Un cycliste qui connaît ces quelques repères légaux, qui comprend ce que voient réellement les automobilistes derrière lui et qui adapte son éclairage à ses parcours principaux aura déjà fait 90 % du chemin. Le reste relève de préférences, d’expérimentations raisonnables et de discussions sans fin entre passionnés, parfois animées, autour d’un café ou au sommet d’un col. Ce qui n’est pas plus mal : parler d’éclairage, c’est aussi une façon de se rappeler qu’un vélo, ça se pilote, ça se règle, et ça se pense, beaucoup plus qu’on ne le croit au départ.
Le feu clignotant arrière est-il totalement interdit à vélo ?
Non, le feu clignotant n’est pas banni dans l’absolu, mais le code de la route impose qu’un vélo soit muni, la nuit ou par mauvaise visibilité, d’un feu de position arrière rouge fixe. Autrement dit, ton feu réglementaire doit rester fixe dans ces conditions. Un éclairage clignotant peut éventuellement s’ajouter en complément, par exemple sur un casque ou en usage diurne, mais il ne doit pas remplacer le feu de position obligatoire fixé au vélo.
Quelle amende risque un cycliste pour un feu non conforme ?
Un vélo dépourvu d’éclairage réglementaire ou équipé d’un feu de position arrière non conforme s’expose à une amende forfaitaire de 11 €. Le montant reste limité, mais l’enjeu principal concerne la sécurité : en cas d’accident, un éclairage non conforme peut aussi compliquer l’analyse des responsabilités.
Peut-on utiliser un feu clignotant en pleine journée ?
Les textes ciblent surtout la nuit et les situations de visibilité insuffisante. En pratique, beaucoup de cyclistes utilisent un feu clignotant arrière en plein jour pour renforcer leur visibilité, surtout sur route rapide. Tant que tu disposes d’un équipement conforme lorsque la visibilité baisse et que ton éclairage ne gêne pas les autres usagers, ce choix reste rarement contesté sur le terrain.

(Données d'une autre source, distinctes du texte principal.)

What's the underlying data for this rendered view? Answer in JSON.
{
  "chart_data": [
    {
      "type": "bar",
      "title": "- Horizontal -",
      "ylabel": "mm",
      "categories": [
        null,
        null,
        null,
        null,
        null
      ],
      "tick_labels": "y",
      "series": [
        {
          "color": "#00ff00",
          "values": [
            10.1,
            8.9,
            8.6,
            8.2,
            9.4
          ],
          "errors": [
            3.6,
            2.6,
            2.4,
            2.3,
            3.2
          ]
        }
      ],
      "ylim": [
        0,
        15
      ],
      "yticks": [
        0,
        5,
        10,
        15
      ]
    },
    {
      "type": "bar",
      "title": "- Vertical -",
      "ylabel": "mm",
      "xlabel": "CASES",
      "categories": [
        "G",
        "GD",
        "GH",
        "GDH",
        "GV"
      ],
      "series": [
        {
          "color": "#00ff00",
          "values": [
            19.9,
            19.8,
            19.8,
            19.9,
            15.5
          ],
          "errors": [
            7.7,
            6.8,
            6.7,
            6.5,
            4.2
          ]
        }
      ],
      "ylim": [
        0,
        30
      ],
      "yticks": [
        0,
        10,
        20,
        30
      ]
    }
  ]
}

Les clignotants de direction sont-ils autorisés sur les vélos ?
Oui, le décret de 2024 encadre et autorise les clignotants de direction additionnels, qu’ils soient montés sur le vélo ou portés sur le cycliste (gilet, sac, casque). Ils viennent en plus des signaux manuels traditionnels. Ils ne doivent toutefois pas se substituer au feu de position arrière rouge fixe obligatoire.
Comment s’équiper simplement pour être en règle et visible ?
Pour rester simple : un feu avant fixe blanc ou jaune, non éblouissant, un feu arrière rouge fixe bien visible, des catadioptres (pédales, roues, arrière), et une sonnette. En complément, quelques éléments réfléchissants sur les jambes ou le sac, et éventuellement un petit feu additionnel sur le casque. Cet ensemble te place à la fois dans le cadre du code de la route et dans une logique de sécurité routière solide.